None of the elegance of great documentaries is here. The whole affair is infected with an MTV-mentality, though thankfully it doesn’t stoop to that disappointing cable stations grotesque habit of exploiting the worst of young people. And the more I think of it, the idea of using each of the sailor’s voice-over of their journals as the through narration hurt the cohesion and clarity of the story. While Patrick Warburton opens the film up, not having him provide that outside voyeurs insight and input is a detractor for this effort.
Shot in HD (transferred to 35MM for its theatrical release), Morning Light is presented on DVD in its original theatrical ratio of 1.85:1 and enhanced for widescreen televisions. The quality here is very good, with some vivid colors when the source itself is unobstructed by foul weather or shots through glass. The waters of the Hawaiian Islands are deep blue, the skies crisp and clear and overall, the image is free of issues. A very good looking DVD.
The most impressive moments of this Dolby Digital 5.1 come from the crashing waves against the hull of the ‘Morning Light’ boat that rock the bass. Sound in the center channel of the crews individual narration and Warburton’s voice (which I associate more closely with his easily enraged Family Guy character) is issue free. The lackluster songs used to keep up the energy sound just fine in the center channel and across the fronts as well. There is some surround activity that brings you into it also.
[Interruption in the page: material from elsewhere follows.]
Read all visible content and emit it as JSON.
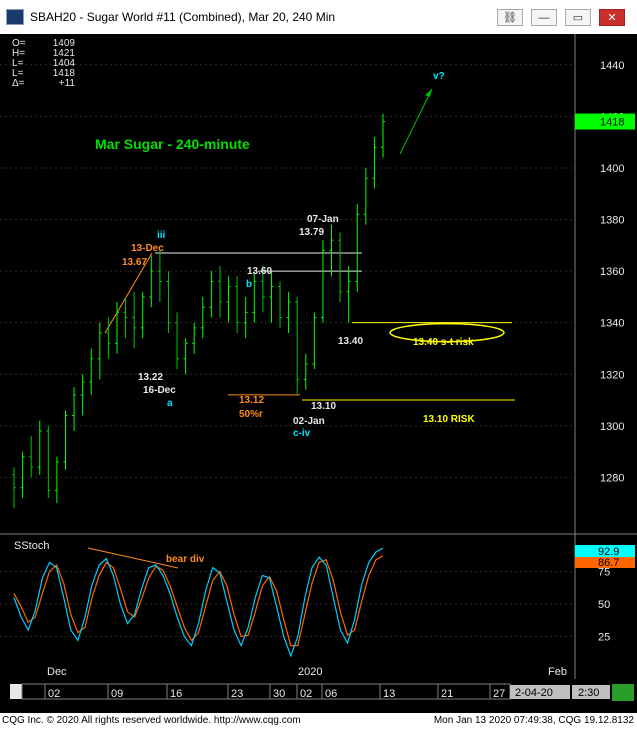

Stories From the Sea with Host Jason Earles – (28:29) – Jason Earles (of Hanna Montana fame hosts a bit of a behind the scenes featurette. With interviews from team members Roy Disney, who executively produced this film, we get a better sense of the crews preparation (medical aid, mechanical training) than was presented in the film itself. Thus, this is a necessary companion pieced to the main feature to even out the narrative. Some of the information here, if included in the main feature, would have slowed it down – but it would have made it all much more meaningful.
Morning Light: Making the Cut – As Aired on ESPN – (41:54) – This is the ESPN special the presents the backstory and try outs to become a part of the ‘Morning Light’ sailing crew. Another good companion piece to the main feature.
Dylan & Cole Sprouse: Blu-Ray is Suite – (00:00) – *NOTE – This special feature is missing from this disc.
Sneak Peaks - Trailers for Hanna Montana: The Movie, Race to Witch Mountain, Snow White and the Seven Dwarfs, Earth, Disney Blu-Ray, Disney Movie Rewards
Morning Light comes over just a little too over-produced to allow us to get a good sense of the adventure. It is too often presented like a fictional feature; even in how the credits accompany the opening moments of the film seem more in line with fictional dramatic works than a documentary. This coupled with the poorly constructed narrative (which, admittedly, is clearer now that a whole day has passed since I watched it) and the lack of the right narrator guiding us through hurt what could have been something special.